Traditionnellement, un «blackface» donne selon l’auteur «l’envie de ridiculiser […], d’humilier ou de montrer que les Noirs ne sont pas des êtres humains». Ce qui n’était pas «du tout» le cas du premier ministre sur ses photos, d’après lui.
«Il était accompagné de jeunes femmes magnifiques et avait un très beau turban. Les femmes ne semblaient pas effrayées de sa présence. Il n’y avait pas de monstre dans cette photo», tranche M. Laferrière.
Ce dernier qualifie d’«hypocrites» les adversaires politiques de Justin Trudeau qui l’ont qualifié de raciste dans les derniers jours, estimant que ceux-ci «se cachent derrière une chose pour dénoncer une autre quand ils sont peut-être eux-mêmes aussi affublés des mêmes défauts».

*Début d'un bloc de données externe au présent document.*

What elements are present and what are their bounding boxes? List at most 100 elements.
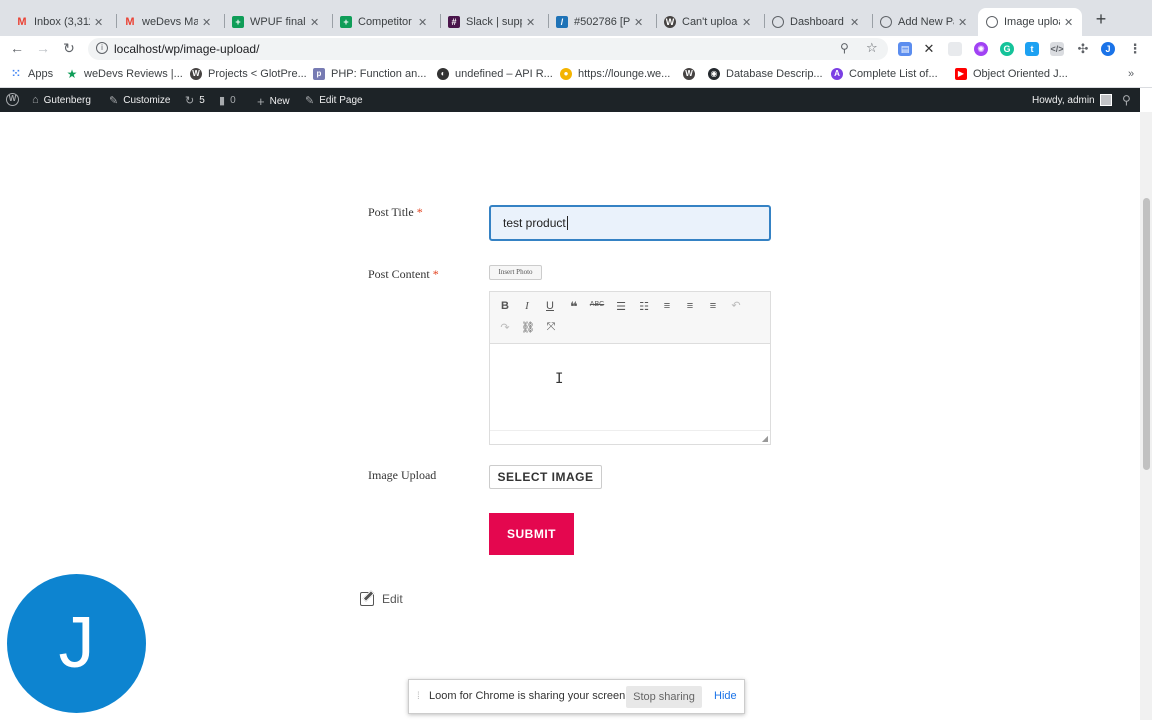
bookmark-object-oriented[interactable]: ▶ Object Oriented J... [955, 68, 1068, 80]
blockquote-icon[interactable]: ❝ [566, 299, 582, 315]
browser-tab-cant-upload[interactable]: W Can't uploa ✕ [656, 8, 760, 36]
close-tab-icon[interactable]: ✕ [94, 16, 104, 29]
resize-handle-icon[interactable]: ◢ [762, 434, 768, 443]
extension-blank-icon[interactable] [948, 42, 962, 56]
site-name-link[interactable]: ⌂ Gutenberg [32, 94, 91, 106]
bookmark-complete-list[interactable]: A Complete List of... [831, 68, 938, 80]
close-tab-icon[interactable]: ✕ [310, 16, 320, 29]
link-icon[interactable]: ⛓ [520, 321, 536, 334]
lounge-icon: ● [560, 68, 572, 80]
browser-tab-slack[interactable]: # Slack | supp ✕ [440, 8, 544, 36]
scrollbar-thumb[interactable] [1143, 198, 1150, 470]
align-center-icon[interactable]: ≡ [682, 300, 698, 312]
close-tab-icon[interactable]: ✕ [850, 16, 860, 29]
bookmark-apps[interactable]: ⁙ Apps [10, 68, 53, 80]
required-mark: * [416, 205, 423, 219]
wp-logo-icon[interactable]: W [6, 93, 19, 106]
bookmark-wedevs-reviews[interactable]: ★ weDevs Reviews |... [66, 68, 183, 80]
browser-tab-wedevs-mail[interactable]: M weDevs Mail ✕ [116, 8, 220, 36]
browser-tab-ticket[interactable]: / #502786 [P ✕ [548, 8, 652, 36]
globe-icon [880, 16, 892, 28]
loom-camera-avatar[interactable]: J [7, 574, 146, 713]
align-left-icon[interactable]: ≡ [659, 300, 675, 312]
profile-avatar[interactable]: J [1101, 42, 1115, 56]
bookmark-php[interactable]: p PHP: Function an... [313, 68, 426, 80]
insert-photo-button[interactable]: Insert Photo [489, 265, 542, 280]
wordpress-icon: W [664, 16, 676, 28]
avatar [1099, 94, 1112, 106]
browser-tab-strip: M Inbox (3,311 ✕ M weDevs Mail ✕ + WPUF … [0, 0, 1152, 36]
post-title-input[interactable]: test product [489, 205, 771, 241]
address-bar[interactable]: i localhost/wp/image-upload/ ⚲ ☆ [88, 38, 888, 60]
browser-tab-add-new-page[interactable]: Add New Pa ✕ [872, 8, 976, 36]
globe-icon [986, 16, 998, 28]
select-image-button[interactable]: SELECT IMAGE [489, 465, 602, 489]
customize-link[interactable]: ✎ Customize [109, 94, 170, 107]
required-mark: * [432, 267, 439, 281]
fullscreen-icon[interactable]: ⤧ [543, 321, 559, 334]
stop-sharing-button[interactable]: Stop sharing [626, 686, 702, 708]
drag-handle-icon[interactable]: ⁞ [417, 691, 420, 702]
close-tab-icon[interactable]: ✕ [634, 16, 644, 29]
extensions-puzzle-icon[interactable]: ✣ [1076, 42, 1090, 56]
bookmark-wordpress[interactable]: W [683, 68, 701, 80]
more-bookmarks-icon[interactable]: » [1128, 68, 1134, 80]
search-icon[interactable]: ⚲ [1122, 93, 1131, 107]
close-tab-icon[interactable]: ✕ [526, 16, 536, 29]
back-arrow-icon[interactable]: ← [8, 40, 26, 56]
bookmark-lounge[interactable]: ● https://lounge.we... [560, 68, 670, 80]
bookmark-api-ref[interactable]: ◐ undefined – API R... [437, 68, 553, 80]
pencil-icon: ✎ [305, 95, 315, 107]
my-account-link[interactable]: Howdy, admin [1032, 94, 1112, 106]
editor-text-area[interactable] [490, 344, 770, 430]
bookmark-database[interactable]: ◉ Database Descrip... [708, 68, 823, 80]
php-icon: p [313, 68, 325, 80]
browser-tab-dashboard[interactable]: Dashboard ✕ [764, 8, 868, 36]
gmail-icon: M [17, 16, 27, 28]
close-tab-icon[interactable]: ✕ [958, 16, 968, 29]
forward-arrow-icon[interactable]: → [34, 40, 52, 56]
extension-x-icon[interactable]: ✕ [922, 42, 936, 56]
close-tab-icon[interactable]: ✕ [1064, 16, 1074, 29]
post-content-label: Post Content * [368, 267, 439, 281]
globe-icon [772, 16, 784, 28]
extension-code-icon[interactable]: </> [1050, 42, 1064, 56]
zoom-icon[interactable]: ⚲ [840, 41, 849, 55]
strikethrough-icon[interactable]: ABC [589, 301, 605, 308]
bookmark-glotpress[interactable]: W Projects < GlotPre... [190, 68, 307, 80]
close-tab-icon[interactable]: ✕ [202, 16, 212, 29]
site-info-icon[interactable]: i [96, 42, 108, 54]
browser-tab-image-upload[interactable]: Image uploa ✕ [978, 8, 1082, 36]
undo-icon[interactable]: ↶ [728, 299, 744, 312]
slack-icon: # [448, 16, 460, 28]
extension-colorful-icon[interactable]: ✺ [974, 42, 988, 56]
ticket-icon: / [556, 16, 568, 28]
bold-icon[interactable]: B [497, 300, 513, 312]
extension-translate-icon[interactable]: ▤ [898, 42, 912, 56]
numbered-list-icon[interactable]: ☷ [636, 300, 652, 313]
hide-button[interactable]: Hide [714, 690, 737, 702]
extension-grammarly-icon[interactable]: G [1000, 42, 1014, 56]
underline-icon[interactable]: U [542, 300, 558, 312]
bullet-list-icon[interactable]: ☰ [613, 300, 629, 313]
redo-icon[interactable]: ↷ [497, 321, 513, 334]
close-tab-icon[interactable]: ✕ [418, 16, 428, 29]
browser-tab-inbox[interactable]: M Inbox (3,311 ✕ [8, 8, 112, 36]
updates-link[interactable]: ↻ 5 [185, 94, 205, 107]
edit-page-link[interactable]: ✎ Edit Page [305, 94, 363, 107]
reload-icon[interactable]: ↻ [60, 40, 78, 57]
italic-icon[interactable]: I [519, 300, 535, 312]
new-content-link[interactable]: + New [257, 94, 290, 109]
browser-menu-icon[interactable]: ⋮ [1128, 42, 1142, 56]
edit-link[interactable]: Edit [360, 592, 403, 606]
bookmark-star-icon[interactable]: ☆ [866, 40, 878, 56]
submit-button[interactable]: SUBMIT [489, 513, 574, 555]
comments-link[interactable]: ▮ 0 [219, 94, 236, 107]
align-right-icon[interactable]: ≡ [705, 300, 721, 312]
browser-tab-competitor[interactable]: + Competitor ✕ [332, 8, 436, 36]
close-tab-icon[interactable]: ✕ [742, 16, 752, 29]
browser-tab-wpuf-final[interactable]: + WPUF final ✕ [224, 8, 328, 36]
extension-twitter-icon[interactable]: t [1025, 42, 1039, 56]
address-bar-url[interactable]: localhost/wp/image-upload/ [114, 42, 259, 56]
new-tab-button[interactable]: + [1092, 9, 1110, 30]
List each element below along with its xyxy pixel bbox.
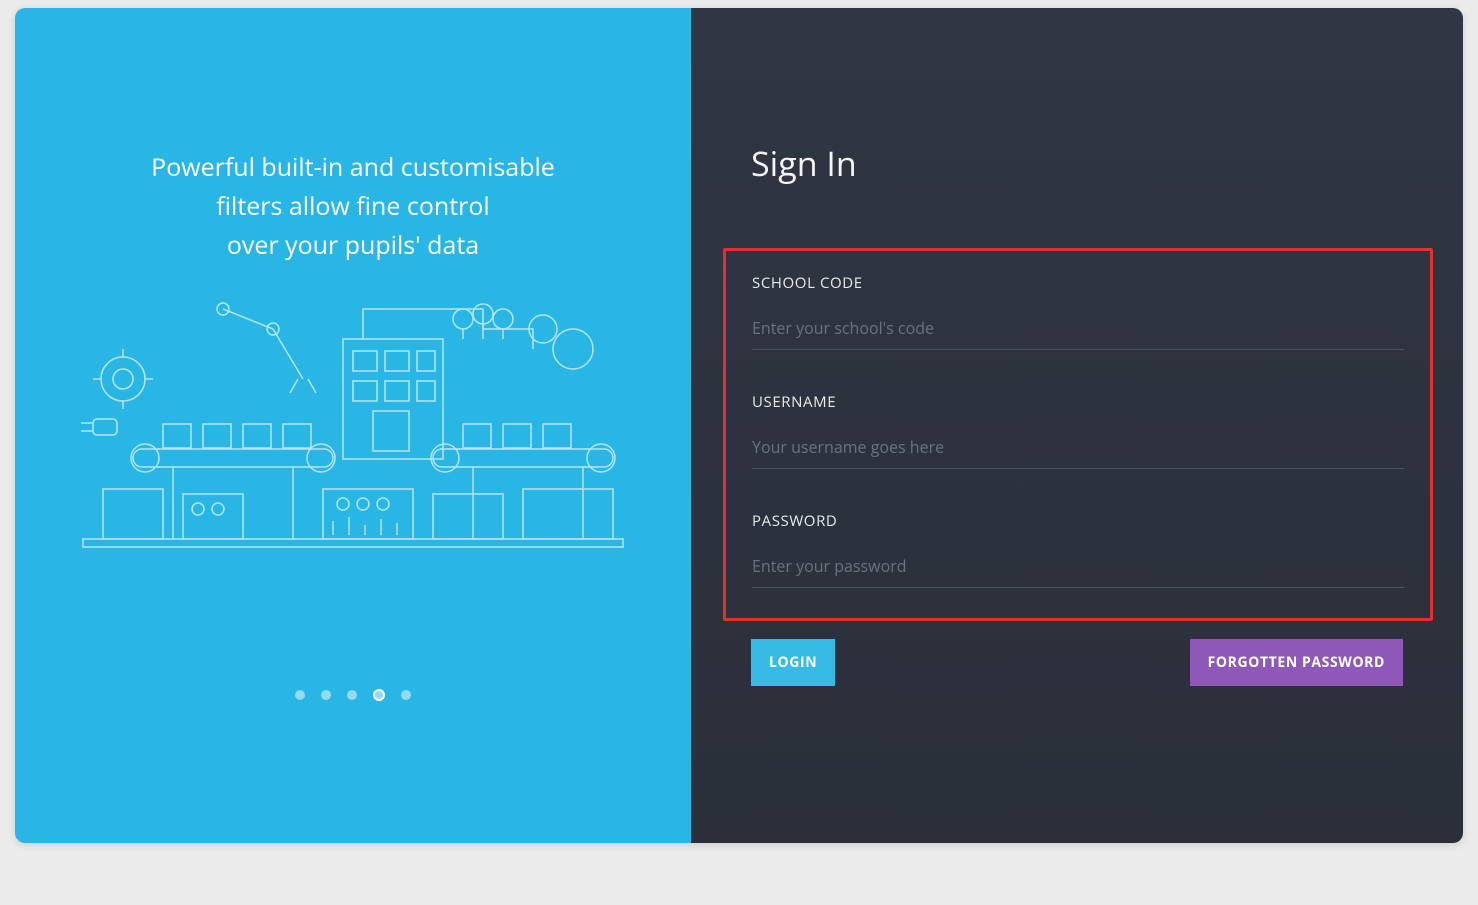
password-group: PASSWORD [752,511,1404,588]
username-label: USERNAME [752,392,1404,412]
promo-text: Powerful built-in and customisable filte… [151,148,555,264]
login-container: Powerful built-in and customisable filte… [15,8,1463,843]
carousel-dot-2[interactable] [347,690,357,700]
carousel-dot-3[interactable] [373,689,385,701]
login-button[interactable]: LOGIN [751,639,835,686]
carousel-dot-0[interactable] [295,690,305,700]
carousel-dot-4[interactable] [401,690,411,700]
school-code-group: SCHOOL CODE [752,273,1404,350]
school-code-label: SCHOOL CODE [752,273,1404,293]
promo-line-3: over your pupils' data [227,228,479,262]
forgotten-password-button[interactable]: FORGOTTEN PASSWORD [1190,639,1403,686]
password-input[interactable] [752,549,1404,588]
username-input[interactable] [752,430,1404,469]
school-code-input[interactable] [752,311,1404,350]
promo-line-2: filters allow fine control [216,189,489,223]
password-label: PASSWORD [752,511,1404,531]
promo-panel: Powerful built-in and customisable filte… [15,8,691,843]
carousel-dot-1[interactable] [321,690,331,700]
signin-panel: Sign In SCHOOL CODE USERNAME PASSWORD LO… [691,8,1463,843]
username-group: USERNAME [752,392,1404,469]
promo-illustration [73,284,633,594]
signin-form-highlight: SCHOOL CODE USERNAME PASSWORD [723,248,1433,621]
promo-line-1: Powerful built-in and customisable [151,150,555,184]
signin-title: Sign In [751,140,1403,186]
carousel-dots [295,690,411,701]
button-row: LOGIN FORGOTTEN PASSWORD [751,639,1403,686]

«C’est étrange, parce que quand un noir se met du blanc sur le visage, on dit que c’est un colonisé et qu’il voudrait bien devenir blanc. Mais quand un blanc met du noir sur le visage, on dit qu’il est raciste. Le Noir ne peut être quelque chose qu’on rejette.» – Dany Laferrière
Un manque d’écoute
Le plus étonnant dans cette affaire, selon Dany Laferrière, est que plusieurs membres de la communauté noire du Canada affirment haut et fort n’y voir aucun racisme. Or, ceux-ci ne sont pas vraiment écoutés, déplore-t-il.
«On dirait que ça n’a pas d’importance quand ils disent ça, qu’on ne les écoute pas, scande-t-il. On dirait que c’est une affaire qui se passe entre politiciens blancs et l’affaire se passe sur un autre terrain clos.»
«C’est une insulte au blackface et aux histoires de racisme.» -Dany Laferrière
D’ailleurs, les «Mille et une nuits», le thème de la soirée à laquelle participait le premier ministre sur la première photo, «est une histoire arabe» et non occidentale, a rappelé l’auteur. «Mais on a demandé à aucun Arabe ce qu’il pensait de ça», a-t-il illustré.
Les excuses formulées par M. Trudeau mercredi soir n’ont selon l’auteur «rien à voir» avec quelconque forme de racisme, mais sont surtout liées à la joute politique. «S’il ne s’excuse pas, il n’avancera pas. Il ne pourra pas dire un mot de sa campagne et de ses projets politiques. C’est tout simplement de la politique», a avancé l’auteur.
Depuis la Nouvelle-Écosse, mercredi, Justin Trudeau avait fait son mea-culpa complet. «Je dois reconnaître que j’étais aveugle moi-même à la douleur que j’ai pu causer à ce moment-là et que je cause maintenant à des gens qui comptent sur moi pour les défendre», avait-il entre autres indiqué à la presse, reconnaissant que ses gestes étaient bel et bien «racistes».